Developing applications using Flatpak-packaged editors/IDEs

So, this is a commonly asked question, and there is no full answer to it, but there are several options that, by themselves or as a combination, moves toward solving this.

The first option is the one chosen by gnome-builder. gnome-builder tightly integrates with flatpak and doesn’t actually build things in the context of the gnome-builder sandbox and its runtime, instead if recursively creates other sandboxes for builds. This means that you get to pick any runtime for your builds which may be completely different than the one that runs gnome-builder itself. This is quite powerful, but requires a lot of intimate support for this model in the IDE.

The second option is to extend the app/runtime via flatpak extensions. Flatpak already supports this in the Sdk, with the org.freedesktop.Sdk.Extension extension. Flathub currently hosts sdk extensions for mono, openjdk 8+9, rust and gcc 7 + 8. These are compilers that are not supported natively by the Sdk, but you can still use them.

Effectively what this mean is that if you install say org.freedesktop.Sdk.Extension.rust-stable and run something against the freedesktop sdk (or derivates) a directory will appear in /usr/lib/sdk/rust-stable/ that has the compiler and tools for rust. All you have to do is add it to PATH and then you can build some rust app.

It has been proposed to add a similar extension point for IDE-like tools so that you can easily add the tools you need to them. This would be done in a way that allows these extensions to be shared between different IDEs.

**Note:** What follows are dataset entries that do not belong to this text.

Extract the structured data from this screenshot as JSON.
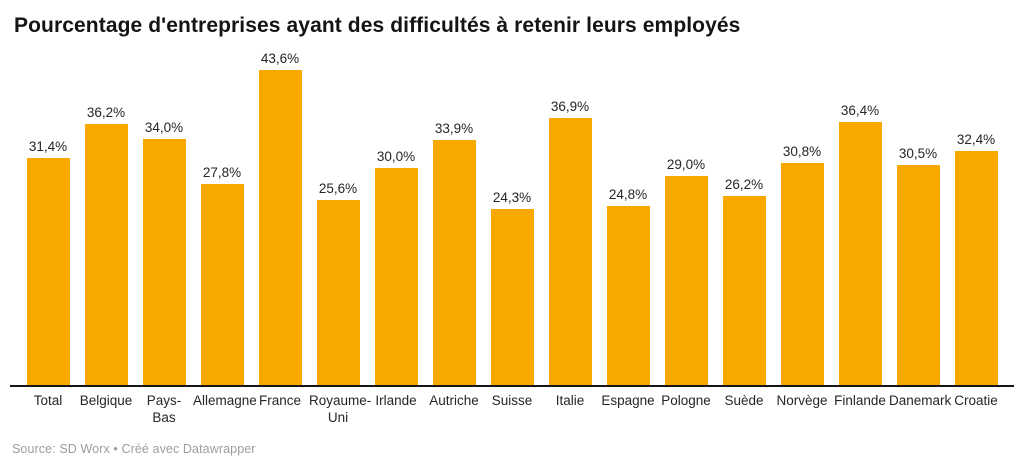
{
  "chart": {
    "title": "Pourcentage d'entreprises ayant des difficultés à retenir leurs employés"
  },
  "chart_data": {
    "type": "bar",
    "title": "Pourcentage d'entreprises ayant des difficultés à retenir leurs employés",
    "categories": [
      "Total",
      "Belgique",
      "Pays-Bas",
      "Allemagne",
      "France",
      "Royaume-Uni",
      "Irlande",
      "Autriche",
      "Suisse",
      "Italie",
      "Espagne",
      "Pologne",
      "Suède",
      "Norvège",
      "Finlande",
      "Danemark",
      "Croatie"
    ],
    "category_display": [
      "Total",
      "Belgique",
      "Pays-\nBas",
      "Allemagne",
      "France",
      "Royaume-\nUni",
      "Irlande",
      "Autriche",
      "Suisse",
      "Italie",
      "Espagne",
      "Pologne",
      "Suède",
      "Norvège",
      "Finlande",
      "Danemark",
      "Croatie"
    ],
    "values": [
      31.4,
      36.2,
      34.0,
      27.8,
      43.6,
      25.6,
      30.0,
      33.9,
      24.3,
      36.9,
      24.8,
      29.0,
      26.2,
      30.8,
      36.4,
      30.5,
      32.4
    ],
    "value_labels": [
      "31,4%",
      "36,2%",
      "34,0%",
      "27,8%",
      "43,6%",
      "25,6%",
      "30,0%",
      "33,9%",
      "24,3%",
      "36,9%",
      "24,8%",
      "29,0%",
      "26,2%",
      "30,8%",
      "36,4%",
      "30,5%",
      "32,4%"
    ],
    "xlabel": "",
    "ylabel": "",
    "ylim": [
      0,
      43.6
    ],
    "grid": false,
    "legend": "none",
    "bar_color": "#F9A800",
    "axis_color": "#161616",
    "label_color": "#262626",
    "title_color": "#141414",
    "source_color": "#9d9d9d"
  },
  "footer": {
    "text": "Source: SD Worx • Créé avec Datawrapper"
  }
}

The third way is to use the dbus service that comes with flatpak to break out of the sandbox. This needs the app to have explicit permissions for this, but once you have this you can use the flatpak-spawn --host command in the sandbox to start commands on the host (or call the dbus directly which is what gnome-builder does when it spawns you a terminal on the host inside its window).

I think different problems call for different solution, but a combination of the above is pretty compelling.